Pickleball tournaments do not have to compete with pervasive pickleball league play. It is easy to attract players when no other available form of organized competition exists. Pickleball tournaments are thriving because that sport enjoys a population of players who are desperate for a place to play. Those players do not have leagues dominating their time.

While pickleball leagues are starting to emerge, the vast majority of players do not participate in the sheer volume of structured league play that dominates the tennis ecosystem. Tournament tennis players that do not also play USTA League are somewhat of a rarity. In fact, they basically fall into one of two categories: Players that do not have league play available in their local area, and players that have managed to alienate all the captains in their local leagues.

Leagues are an obvious place to look for prospective tennis tournament players due to the sheer size of the population. This weekend I will be examining some of the general pressures that make it very challenging to attract league players to tournaments. Today I am focusing on the tyranny of the calendar, which is a direct impact of the USTA League’s dominance of the ecosystem.
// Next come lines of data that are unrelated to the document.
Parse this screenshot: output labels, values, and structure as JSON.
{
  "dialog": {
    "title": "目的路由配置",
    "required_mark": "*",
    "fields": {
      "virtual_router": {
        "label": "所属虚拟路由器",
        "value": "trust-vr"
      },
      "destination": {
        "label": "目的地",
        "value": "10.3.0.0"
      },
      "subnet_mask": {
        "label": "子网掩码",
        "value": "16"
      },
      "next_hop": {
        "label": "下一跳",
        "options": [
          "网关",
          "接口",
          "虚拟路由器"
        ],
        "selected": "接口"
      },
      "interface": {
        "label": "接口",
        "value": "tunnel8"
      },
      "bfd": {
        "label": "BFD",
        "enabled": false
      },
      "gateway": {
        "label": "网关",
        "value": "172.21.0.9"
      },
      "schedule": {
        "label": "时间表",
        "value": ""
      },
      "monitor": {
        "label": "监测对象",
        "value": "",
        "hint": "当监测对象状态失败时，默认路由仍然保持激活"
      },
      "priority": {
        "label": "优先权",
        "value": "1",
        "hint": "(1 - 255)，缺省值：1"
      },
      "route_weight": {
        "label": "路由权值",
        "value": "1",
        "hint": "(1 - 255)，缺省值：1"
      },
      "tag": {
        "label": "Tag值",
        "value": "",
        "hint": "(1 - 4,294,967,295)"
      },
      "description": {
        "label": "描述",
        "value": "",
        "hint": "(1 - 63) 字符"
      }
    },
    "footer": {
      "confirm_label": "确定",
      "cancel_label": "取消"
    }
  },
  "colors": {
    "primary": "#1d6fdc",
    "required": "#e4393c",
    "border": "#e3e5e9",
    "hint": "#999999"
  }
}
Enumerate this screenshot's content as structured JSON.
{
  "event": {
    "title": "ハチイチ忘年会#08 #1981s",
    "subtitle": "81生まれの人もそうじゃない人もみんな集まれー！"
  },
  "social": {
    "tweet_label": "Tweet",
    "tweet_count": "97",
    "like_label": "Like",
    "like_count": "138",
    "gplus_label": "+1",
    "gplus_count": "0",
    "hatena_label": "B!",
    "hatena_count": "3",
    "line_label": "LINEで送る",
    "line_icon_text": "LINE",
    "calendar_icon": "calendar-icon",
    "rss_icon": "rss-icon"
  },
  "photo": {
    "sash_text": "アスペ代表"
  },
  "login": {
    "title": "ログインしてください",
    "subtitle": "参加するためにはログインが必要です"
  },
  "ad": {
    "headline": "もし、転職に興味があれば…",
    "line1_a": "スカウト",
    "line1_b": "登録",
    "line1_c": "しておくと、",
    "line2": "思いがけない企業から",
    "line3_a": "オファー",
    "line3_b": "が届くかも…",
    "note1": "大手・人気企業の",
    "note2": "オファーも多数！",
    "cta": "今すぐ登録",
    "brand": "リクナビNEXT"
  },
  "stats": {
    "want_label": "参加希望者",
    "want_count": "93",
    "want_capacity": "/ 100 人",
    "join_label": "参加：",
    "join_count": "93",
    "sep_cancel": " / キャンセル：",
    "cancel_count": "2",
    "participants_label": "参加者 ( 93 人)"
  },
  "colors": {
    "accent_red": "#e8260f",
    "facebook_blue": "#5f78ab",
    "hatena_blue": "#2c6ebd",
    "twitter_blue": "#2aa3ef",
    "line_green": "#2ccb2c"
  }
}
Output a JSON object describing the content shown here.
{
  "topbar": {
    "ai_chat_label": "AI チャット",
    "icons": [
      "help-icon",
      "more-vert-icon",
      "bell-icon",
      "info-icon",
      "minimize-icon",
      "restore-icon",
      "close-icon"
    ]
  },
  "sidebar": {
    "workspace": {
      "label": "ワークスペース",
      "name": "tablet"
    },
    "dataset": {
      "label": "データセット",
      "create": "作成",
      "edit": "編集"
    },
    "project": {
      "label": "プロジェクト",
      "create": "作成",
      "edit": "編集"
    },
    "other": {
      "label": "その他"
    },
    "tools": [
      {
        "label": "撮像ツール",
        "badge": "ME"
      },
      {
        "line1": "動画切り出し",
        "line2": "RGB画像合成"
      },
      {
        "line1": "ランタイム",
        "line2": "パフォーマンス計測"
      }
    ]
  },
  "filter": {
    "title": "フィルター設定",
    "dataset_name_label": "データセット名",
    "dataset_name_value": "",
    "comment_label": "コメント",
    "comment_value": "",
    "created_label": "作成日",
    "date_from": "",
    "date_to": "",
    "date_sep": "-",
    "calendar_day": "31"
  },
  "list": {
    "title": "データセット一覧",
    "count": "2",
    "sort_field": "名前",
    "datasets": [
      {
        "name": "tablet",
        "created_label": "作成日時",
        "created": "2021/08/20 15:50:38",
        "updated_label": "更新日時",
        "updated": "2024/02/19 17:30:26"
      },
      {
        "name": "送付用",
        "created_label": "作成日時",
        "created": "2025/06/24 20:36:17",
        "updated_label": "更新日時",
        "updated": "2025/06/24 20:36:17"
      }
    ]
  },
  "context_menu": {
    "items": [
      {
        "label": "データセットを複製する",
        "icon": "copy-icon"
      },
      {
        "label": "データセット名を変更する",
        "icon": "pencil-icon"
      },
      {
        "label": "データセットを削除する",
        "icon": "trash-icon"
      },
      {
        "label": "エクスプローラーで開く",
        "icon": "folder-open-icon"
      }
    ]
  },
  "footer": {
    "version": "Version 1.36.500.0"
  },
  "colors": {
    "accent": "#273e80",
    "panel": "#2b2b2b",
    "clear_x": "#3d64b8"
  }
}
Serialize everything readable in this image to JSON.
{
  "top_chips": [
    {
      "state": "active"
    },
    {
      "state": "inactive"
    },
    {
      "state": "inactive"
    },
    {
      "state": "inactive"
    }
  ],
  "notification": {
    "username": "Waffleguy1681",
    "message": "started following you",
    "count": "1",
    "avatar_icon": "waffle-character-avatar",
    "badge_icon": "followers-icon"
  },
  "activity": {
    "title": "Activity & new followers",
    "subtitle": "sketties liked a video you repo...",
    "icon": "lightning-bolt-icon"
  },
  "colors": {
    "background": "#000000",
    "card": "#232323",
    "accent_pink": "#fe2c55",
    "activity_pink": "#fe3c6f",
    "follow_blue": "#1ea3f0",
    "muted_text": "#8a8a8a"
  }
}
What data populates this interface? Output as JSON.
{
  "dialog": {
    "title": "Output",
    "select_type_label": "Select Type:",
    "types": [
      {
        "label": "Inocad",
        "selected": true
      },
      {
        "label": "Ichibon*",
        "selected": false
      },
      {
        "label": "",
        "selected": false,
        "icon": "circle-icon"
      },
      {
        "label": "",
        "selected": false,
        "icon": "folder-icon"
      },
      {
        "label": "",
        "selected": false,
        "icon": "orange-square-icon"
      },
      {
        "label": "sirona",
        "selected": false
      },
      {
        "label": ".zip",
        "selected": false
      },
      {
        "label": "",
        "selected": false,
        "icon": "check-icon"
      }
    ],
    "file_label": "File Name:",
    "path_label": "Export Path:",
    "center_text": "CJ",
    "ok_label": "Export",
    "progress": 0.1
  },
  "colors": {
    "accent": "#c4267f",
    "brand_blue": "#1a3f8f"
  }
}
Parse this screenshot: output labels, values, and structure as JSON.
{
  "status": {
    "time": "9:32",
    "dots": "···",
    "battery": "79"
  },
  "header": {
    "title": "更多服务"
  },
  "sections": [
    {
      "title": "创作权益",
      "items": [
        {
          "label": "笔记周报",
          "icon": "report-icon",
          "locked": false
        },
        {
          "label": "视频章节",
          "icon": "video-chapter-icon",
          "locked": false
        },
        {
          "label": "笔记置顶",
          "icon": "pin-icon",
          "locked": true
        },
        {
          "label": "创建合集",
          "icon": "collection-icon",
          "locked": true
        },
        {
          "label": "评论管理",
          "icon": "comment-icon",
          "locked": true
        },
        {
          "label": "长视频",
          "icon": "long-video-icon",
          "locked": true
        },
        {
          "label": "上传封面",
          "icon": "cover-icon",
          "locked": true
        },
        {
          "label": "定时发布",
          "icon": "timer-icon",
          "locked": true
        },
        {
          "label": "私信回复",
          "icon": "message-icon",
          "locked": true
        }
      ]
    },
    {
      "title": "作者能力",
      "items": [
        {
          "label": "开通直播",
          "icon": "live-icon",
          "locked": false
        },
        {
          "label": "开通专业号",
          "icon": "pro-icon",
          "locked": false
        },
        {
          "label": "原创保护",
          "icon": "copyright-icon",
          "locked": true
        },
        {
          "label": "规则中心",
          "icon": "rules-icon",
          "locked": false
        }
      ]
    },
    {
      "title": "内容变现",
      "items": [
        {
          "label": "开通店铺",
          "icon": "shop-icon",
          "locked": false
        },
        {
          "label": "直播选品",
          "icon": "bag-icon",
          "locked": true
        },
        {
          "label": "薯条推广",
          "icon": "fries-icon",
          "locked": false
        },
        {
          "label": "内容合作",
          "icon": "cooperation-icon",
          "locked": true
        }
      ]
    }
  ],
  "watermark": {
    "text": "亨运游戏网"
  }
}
There are 52 weeks in the year. In the larger metropolitan areas, USTA League play is scheduled on top of about 48 of them. Basically, there is some type of USTA League every weekend except for the major holidays. Most league players do not know that tournaments exist, which is a problem. However, the league players don’t have the free time to spark the desire to engage in tournaments at all. It’s an insurmountable challenge for tournament advocates to solve in isolation.

In essence, tennis is competing against itself for adult players. USTA League enjoys a virtual monopoly, which isn’t healthy for the tennis ecosystem. Unfortunately, since League and Tournaments are separated in the USTA organizational hierarchy, there isn’t much chance that the USTA National League committee regards the ecosystem’s current state as a problem. USTA League is performing quite well by the metrics they have set up to measure their own success.

That is why a broad organizational understanding of the importance of tournaments within the tennis ecosystem is essential. That recognition has to come from a higher plane than the individual silos of USTA League and USTA Tournament (ACC) administration. Tournaments are already struggling for survival. Unfortunately, USTA League is also heading toward eventual collapse under the weight of its own success.

Tomorrow I will talk about the corrosive effect on the tennis ecosystem from the artificial plateaus that USTA League competition creates and reinforces. In the meantime, please do not pepper me with any suggestion that tennis tournaments need to be more like pickleball. It is an apples-to-oranges comparison.

Trying to make tennis tournaments more like pickleball tournaments ignores the root cause and will only hasten the demise. If tennis tournament players wanted their events to be more like pickleball, they would just play pickleball.

5 thoughts on “Pickleball Tournaments are “Popular”

  1. Mark Milne says:

    The alternative shorter and faster-paced Thirty30 tennis scoring format provides the opportunity to hold shorter duration events for today’s time-starved world.

    Shorter matches = more matches are possible.

    http://www.thirty30tennis.com

    1. Alisha croker says:

      I love this so much! Thank you for the link!

      1. Mark Milne says:

        Very good Alisha!

        Many thanks!

        Please help spread the word!

  2. Jack says:

    “If tennis tournament players wanted their events to be more like pickleball, they would just play pickleball.” Treasonous remarks!

  3. Mary Cirilo says:

    I completely agree with your entire post!
    I don’t want a DJ, or pizza, or shortened sets! I want all out competition, a full three sets, as well as respect and appreciation from the TD. ( I am the customer after all)
    The current fee to play a tournament is a little excessive, especially if it is a 10 point tie break for the third set.
    Thank you Teresa for all of your posts. I subscribed about 4 months ago and have learned a ton from everything you bring here!!